Id. at 996. On appeal, the Ninth Circuit found “no conceivable causal connection” between any lack of a suicide warning “that accompanied the product and plaintiff’s injury.” Motus v. Pfizer Inc., 358 F.3d 659, 661 (9th Cir. 2004). As we’ve mentioned before, the plaintiff’s complete failure on the causation prong let the Ninth Circuit avoid a preemption question (Hah! You knew we’d work preemption in here somehow).
Finally, there’s Madsen v.

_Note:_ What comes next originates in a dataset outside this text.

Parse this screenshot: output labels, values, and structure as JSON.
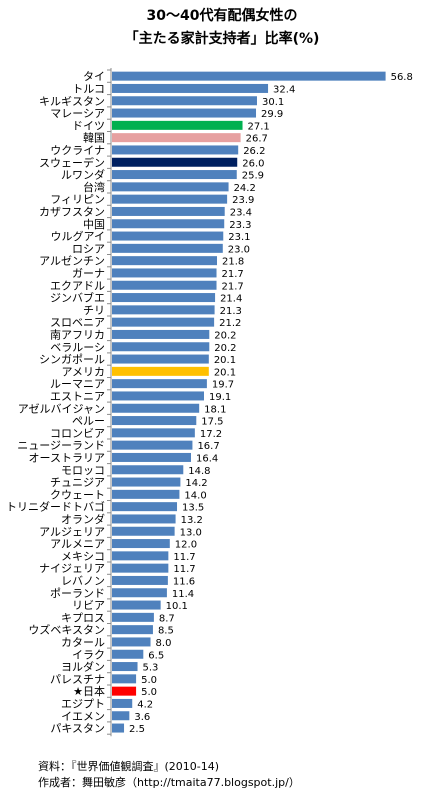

American Home Products Corp., 477 F.Supp.2d 1025 (E.D. Mo. 2007) (another favorite), a fen-phen case, where prescriber believed that the risks of being overweight were worse than the risks of the drug. Thus the doc “questioned the relative risks of the adverse effects,” and from that it was “reasonable to infer” that he “would have continued to prescribe” to plaintiff no matter what the warning said. Id. at 1036.
The takeaway from this third line of learned intermediary cases is that, if it turns out that the prescriber still uses the drug (or wishes s/he could), there are probably good reasons for it. It can be very beneficial to the defense to get those reasons on the record and to explore whether they apply to the case in question.
As we’ve said quite often, there are lots of reasons for defense counsel to like the learned intermediary rule. Having exhausted the most important ones – and needing to feed the blog – we thought we’d pass along a few of our more esoteric reasons.